Compact Era Dawns

Will live-event rental houses embrace compact digital consoles any time soon?

For any rental house, taking on new technologies while trying to serve the needs of customers is no easy task. While affordable, compact digital mixers from Yamaha, Mackie, Soundcraft, Tascam, and others have become ubiquitous in the project studio community, the live-event world hasn't been as quick to take up the format. Is this an issue of enough people developing confidence with a new approach to mixing, or do today's smaller analog consoles simply offer the familiarity, flexibility, and audio quality that most users desire?

Adopting new technologies hasn't just been a challenge for the audio industry. A number of years ago, lighting consoles began moving to the digital world, and users had to adapt their way of planning shows. While this meant that pre-production overhead increased, the invaluable precision of control and scene recall made the benefit immediately tangible.


The Midas Venice 160 is a popular and compact live analog mixer.

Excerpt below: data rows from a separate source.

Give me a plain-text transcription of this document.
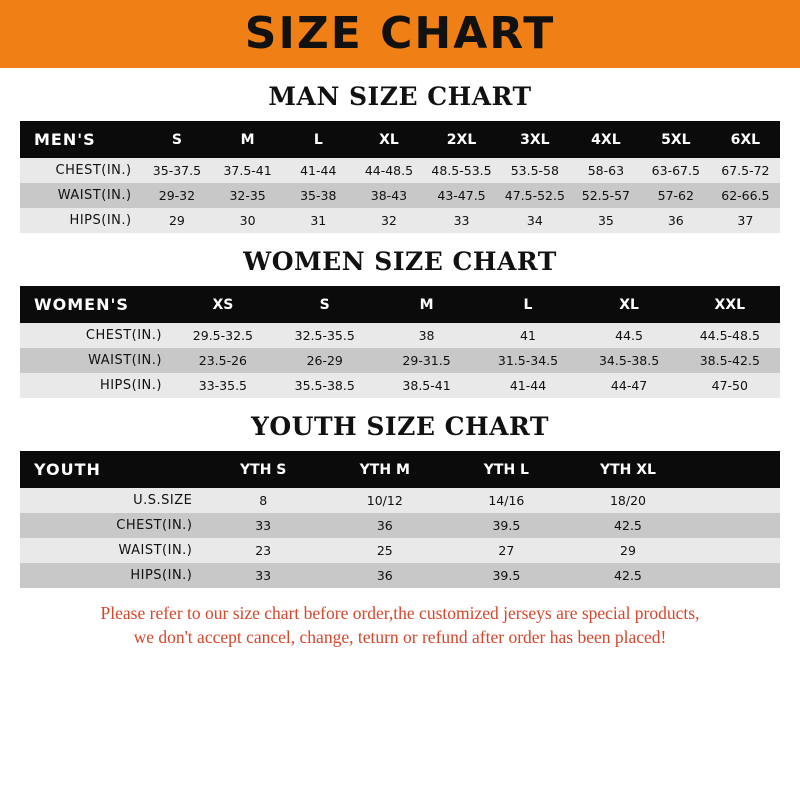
SIZE CHART
MAN SIZE CHART
MEN'S	S	M	L	XL	2XL	3XL	4XL	5XL	6XL
CHEST(IN.)	35-37.5	37.5-41	41-44	44-48.5	48.5-53.5	53.5-58	58-63	63-67.5	67.5-72
WAIST(IN.)	29-32	32-35	35-38	38-43	43-47.5	47.5-52.5	52.5-57	57-62	62-66.5
HIPS(IN.)	29	30	31	32	33	34	35	36	37
WOMEN SIZE CHART
WOMEN'S	XS	S	M	L	XL	XXL
CHEST(IN.)	29.5-32.5	32.5-35.5	38	41	44.5	44.5-48.5
WAIST(IN.)	23.5-26	26-29	29-31.5	31.5-34.5	34.5-38.5	38.5-42.5
HIPS(IN.)	33-35.5	35.5-38.5	38.5-41	41-44	44-47	47-50
YOUTH SIZE CHART
YOUTH	YTH S	YTH M	YTH L	YTH XL	
U.S.SIZE	8	10/12	14/16	18/20	
CHEST(IN.)	33	36	39.5	42.5	
WAIST(IN.)	23	25	27	29	
HIPS(IN.)	33	36	39.5	42.5	
Please refer to our size chart before order,the customized jerseys are special products,
we don't accept cancel, change, teturn or refund after order has been placed!
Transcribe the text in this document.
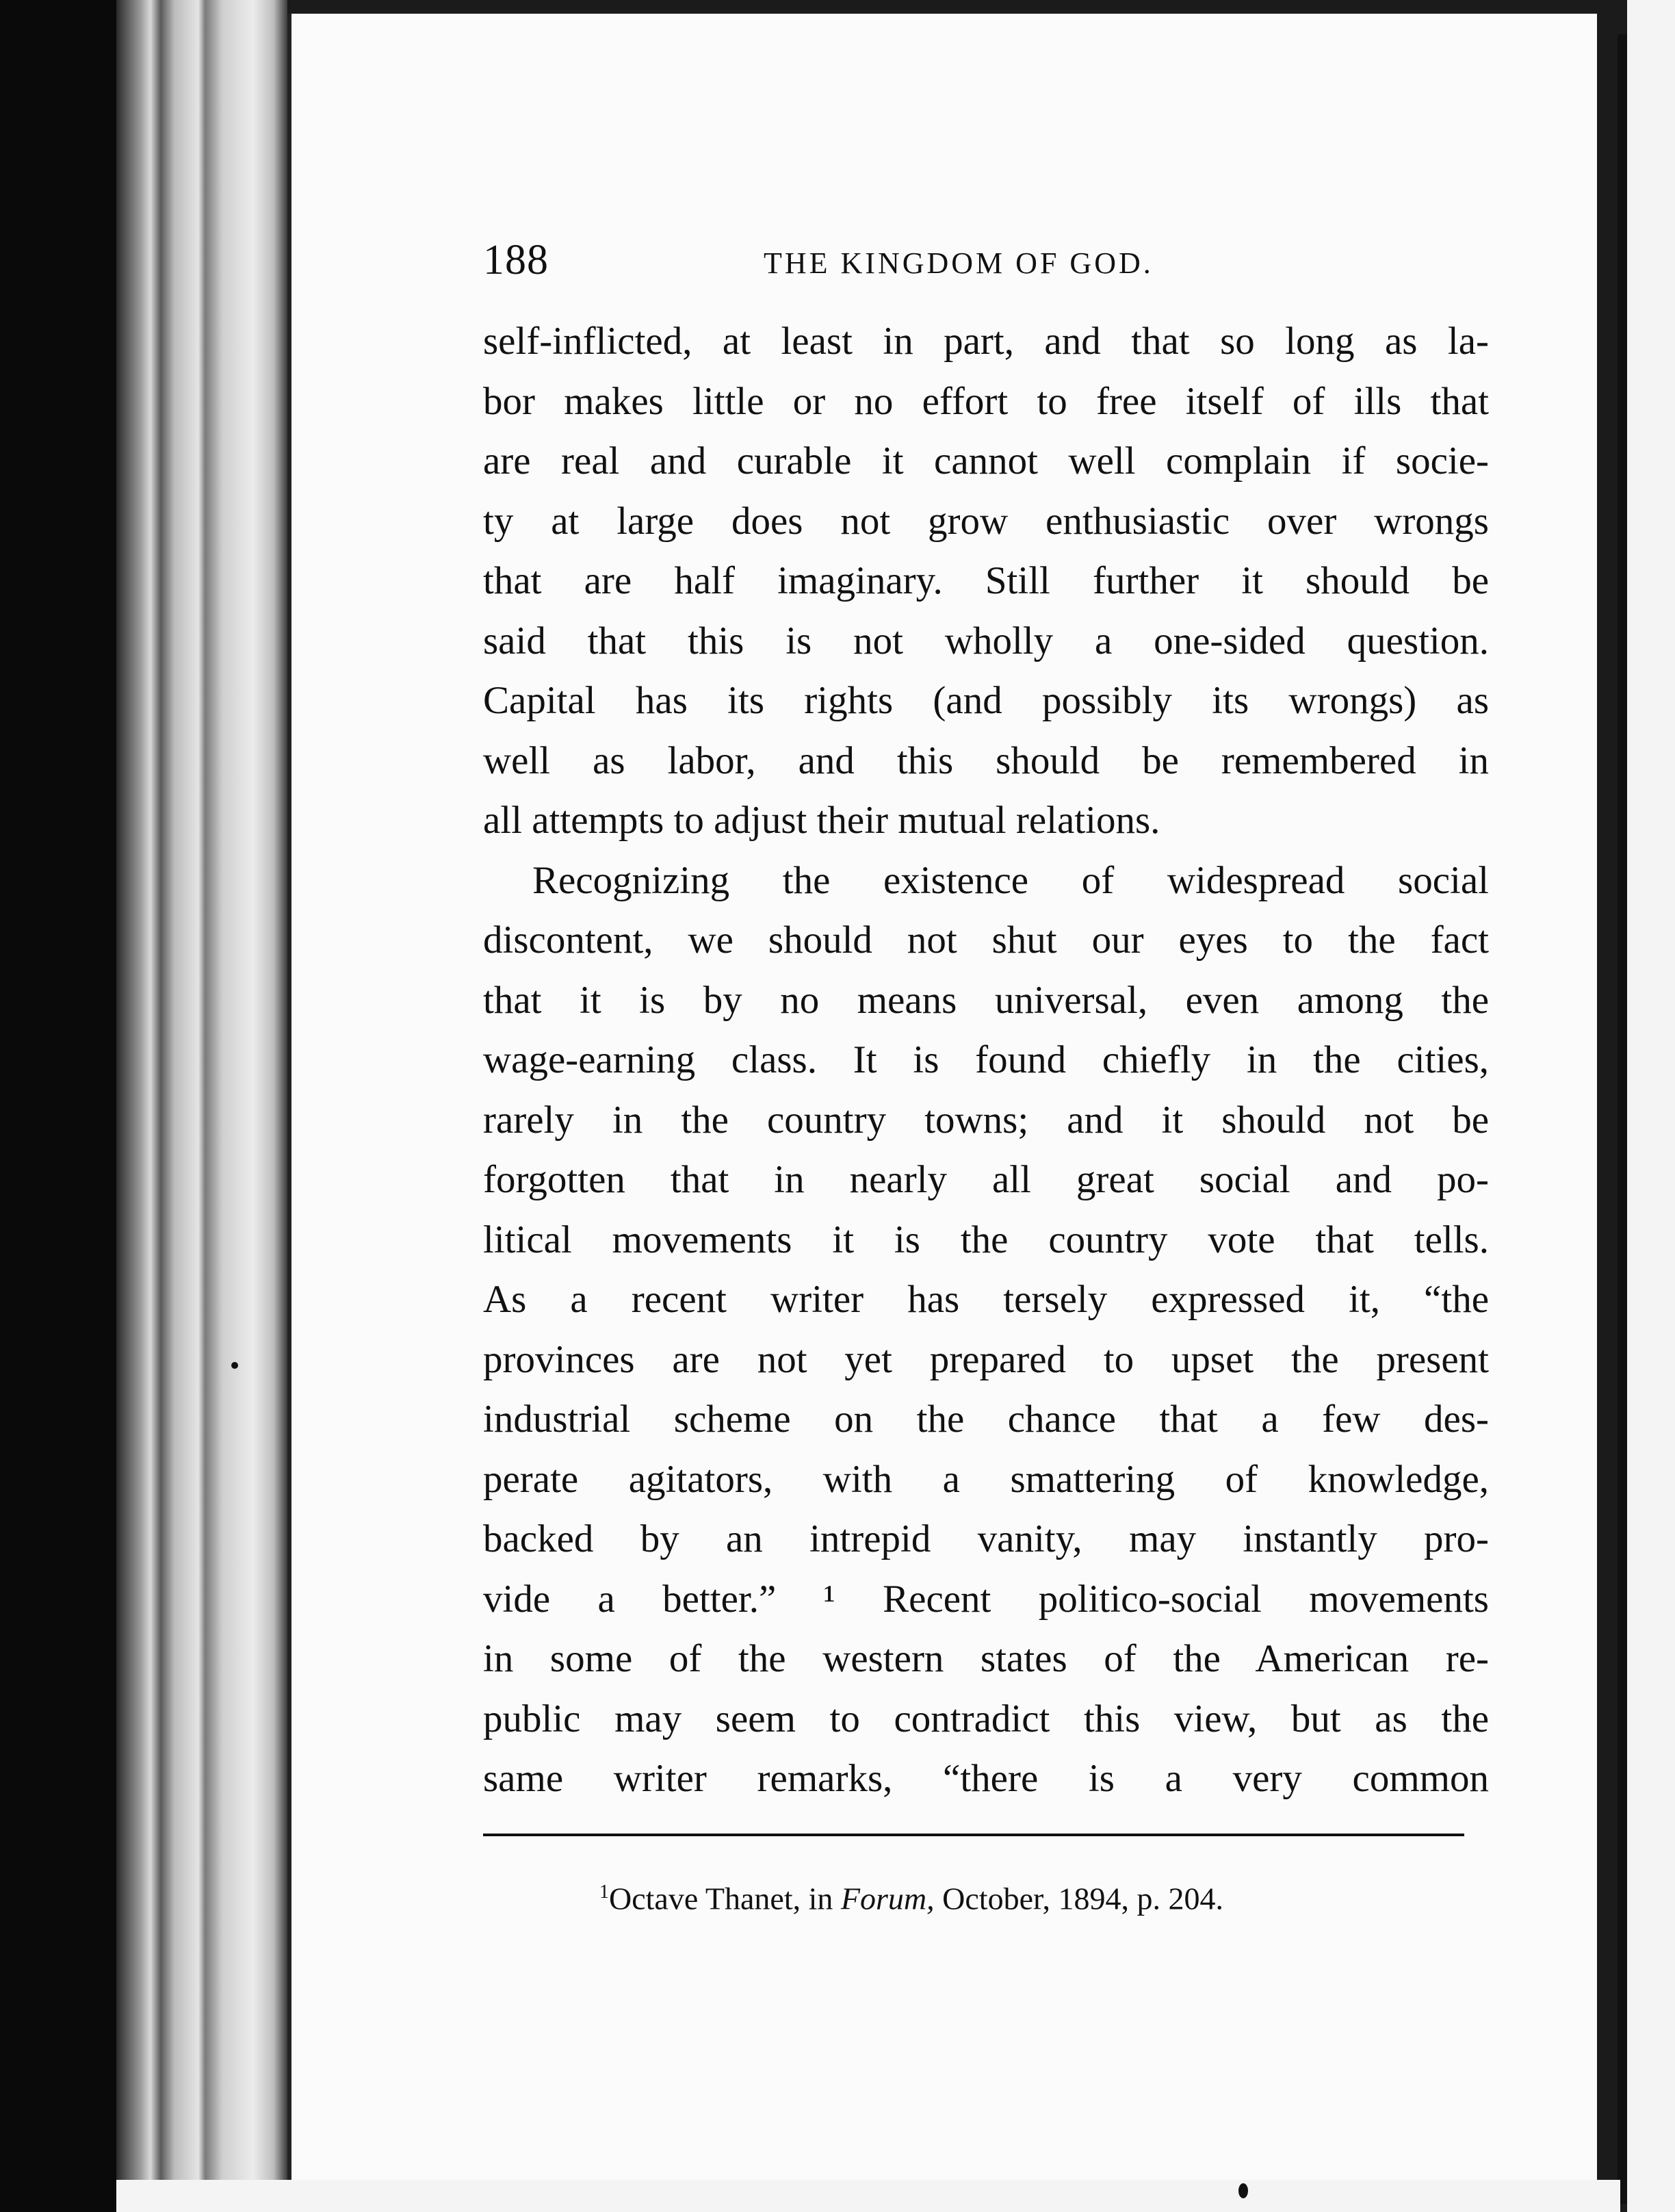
188	THE KINGDOM OF GOD.
self-inflicted, at least in part, and that so long as la-
bor makes little or no effort to free itself of ills that
are real and curable it cannot well complain if socie-
ty at large does not grow enthusiastic over wrongs
that are half imaginary. Still further it should be
said that this is not wholly a one-sided question.
Capital has its rights (and possibly its wrongs) as
well as labor, and this should be remembered in
all attempts to adjust their mutual relations.
Recognizing the existence of widespread social
discontent, we should not shut our eyes to the fact
that it is by no means universal, even among the
wage-earning class. It is found chiefly in the cities,
rarely in the country towns; and it should not be
forgotten that in nearly all great social and po-
litical movements it is the country vote that tells.
As a recent writer has tersely expressed it, “the
provinces are not yet prepared to upset the present
industrial scheme on the chance that a few des-
perate agitators, with a smattering of knowledge,
backed by an intrepid vanity, may instantly pro-
vide a better.” ¹ Recent politico-social movements
in some of the western states of the American re-
public may seem to contradict this view, but as the
same writer remarks, “there is a very common
$^1$Octave Thanet, in Forum, October, 1894, p. 204.
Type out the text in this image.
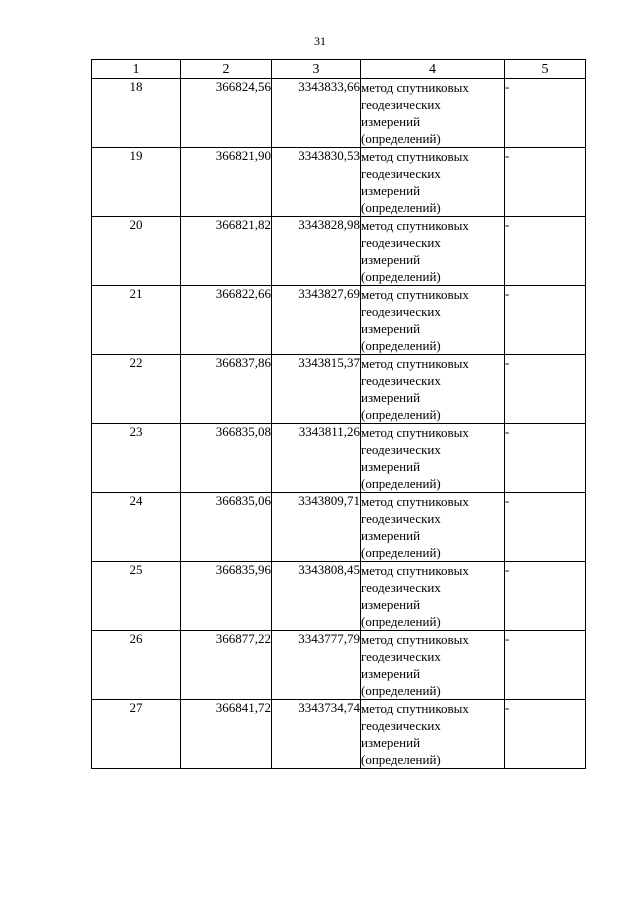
31
1	2	3	4	5
18	366824,56	3343833,66	метод спутниковых
геодезических
измерений
(определений)	-
19	366821,90	3343830,53	метод спутниковых
геодезических
измерений
(определений)	-
20	366821,82	3343828,98	метод спутниковых
геодезических
измерений
(определений)	-
21	366822,66	3343827,69	метод спутниковых
геодезических
измерений
(определений)	-
22	366837,86	3343815,37	метод спутниковых
геодезических
измерений
(определений)	-
23	366835,08	3343811,26	метод спутниковых
геодезических
измерений
(определений)	-
24	366835,06	3343809,71	метод спутниковых
геодезических
измерений
(определений)	-
25	366835,96	3343808,45	метод спутниковых
геодезических
измерений
(определений)	-
26	366877,22	3343777,79	метод спутниковых
геодезических
измерений
(определений)	-
27	366841,72	3343734,74	метод спутниковых
геодезических
измерений
(определений)	-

Likewise, automation, onboard dynamics processing, plus multiple layers of control and routing options helped make compact digital mixers attractive to the studio community. It also didn't hurt that other established multi-track media, such Alesis' ADAT and Tascam's DA88 formats, had already popularized working in the digital domain. Add to that the need for intuitive controllers for today's software-based recording systems, and digital mixers make even more sense.

However, all this flexibility hasn't necessarily translated into something valuable for the live mixing engineer. This is likely because the initial market for digital consoles targeted studio engineers, and console designs were driven largely by features, rather than audio quality.


Soundcraft’s Spirit 324 Live shares the architecture of its studio model relative, the 328, but is aimed at the small club and conference center market.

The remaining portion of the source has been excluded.